The four-panel architecture above is unchanged in current releases, but the contents within each panel have evolved since the paper. Specifically:

  • Workflow panel: now organized into four task-flow groups separated by horizontal lines, with a pastel per-group palette (powder blue → mint → apricot → silver):

    • Workflow: Create DLC project · Train DLC model · Apply manual corrections · Reduce jitter · Save annotation as…

    • Display: Trace: line / Trace: dot · Freeze/Unfreeze plot axes · Refresh UI · Keyboard shortcuts — and an EnhanceWidget with two sliders (CLAHE clip, Gamma) plus a None | Auto button row that replaces the old “Toggle enhance” single-button affordance.

    • Niche (layer-mutating affordances): Decimate annotations · Discard unsaved annotations · Replace existing from overlay · Remove layer.

    • Swap layers (foreground ↔ overlay, positioned directly above the statevars widget it manipulates).
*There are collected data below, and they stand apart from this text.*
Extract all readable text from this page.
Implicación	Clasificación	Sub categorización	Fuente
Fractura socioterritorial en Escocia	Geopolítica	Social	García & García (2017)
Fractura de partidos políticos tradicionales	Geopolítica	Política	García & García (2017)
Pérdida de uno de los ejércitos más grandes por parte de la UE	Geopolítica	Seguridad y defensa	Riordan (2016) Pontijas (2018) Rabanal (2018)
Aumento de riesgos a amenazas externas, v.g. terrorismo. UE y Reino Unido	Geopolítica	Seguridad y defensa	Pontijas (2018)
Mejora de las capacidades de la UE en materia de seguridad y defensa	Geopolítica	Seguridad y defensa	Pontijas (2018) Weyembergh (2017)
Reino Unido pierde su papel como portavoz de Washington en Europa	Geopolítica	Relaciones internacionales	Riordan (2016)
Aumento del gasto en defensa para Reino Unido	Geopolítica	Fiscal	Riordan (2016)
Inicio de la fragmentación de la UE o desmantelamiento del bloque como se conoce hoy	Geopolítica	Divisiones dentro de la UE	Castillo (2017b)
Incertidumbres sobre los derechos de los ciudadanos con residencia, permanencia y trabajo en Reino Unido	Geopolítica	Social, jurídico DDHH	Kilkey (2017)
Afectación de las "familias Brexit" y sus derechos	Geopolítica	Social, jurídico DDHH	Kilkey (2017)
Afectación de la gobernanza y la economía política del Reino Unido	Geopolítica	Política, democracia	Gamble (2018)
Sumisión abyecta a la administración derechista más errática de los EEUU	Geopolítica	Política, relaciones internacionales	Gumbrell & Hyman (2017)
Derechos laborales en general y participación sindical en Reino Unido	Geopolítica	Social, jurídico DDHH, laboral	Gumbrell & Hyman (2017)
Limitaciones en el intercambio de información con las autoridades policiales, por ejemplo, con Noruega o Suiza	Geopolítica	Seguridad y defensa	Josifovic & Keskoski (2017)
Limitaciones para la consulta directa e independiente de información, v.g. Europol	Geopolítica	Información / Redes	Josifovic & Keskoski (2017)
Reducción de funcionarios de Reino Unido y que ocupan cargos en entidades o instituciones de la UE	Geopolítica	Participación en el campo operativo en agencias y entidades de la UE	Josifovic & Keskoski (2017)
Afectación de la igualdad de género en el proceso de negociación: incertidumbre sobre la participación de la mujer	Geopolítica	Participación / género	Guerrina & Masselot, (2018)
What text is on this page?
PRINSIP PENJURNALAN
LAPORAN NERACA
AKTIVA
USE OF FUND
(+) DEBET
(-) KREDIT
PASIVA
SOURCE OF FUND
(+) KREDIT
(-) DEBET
  • Interface state panel: promoted from a static text overlay to an interactive Qt widget. Each state variable is now its own row with a control matched to the variable’s type — dropdowns for annotation_layer / annotation_overlay, toggle buttons for number_keys, and so on. Long values (e.g. dlc_iteration-3_250000) no longer elide.

  • Video panel: visually unchanged, but the rendering backend swapped to a Qt-native QGraphicsView + QPixmapItem (fast_render=True, on by default). Wheel-zoom and middle-button pan/reset land on the image pane; the trajectory pane below continues to render through matplotlib for now (Qt-native traces ship in 1.2.0).

  • Trajectory panel: unchanged in look. Press r while hovering over a trajectory plot to reset the time axis to the full video range and autoscale y to the visible data; press alt+r to reset both axes to the data extent. While hovering over the image pane, r instead resets the image zoom/pan.

For a complete list of keyboard shortcuts and mouse controls, see GUI Keyboard Shortcuts — or open the Keyboard shortcuts button in the Display group to display the same cheatsheet live, grouped by section (Annotation / Frame navigation / Layer-label / LK-interpolate / View / File / Other).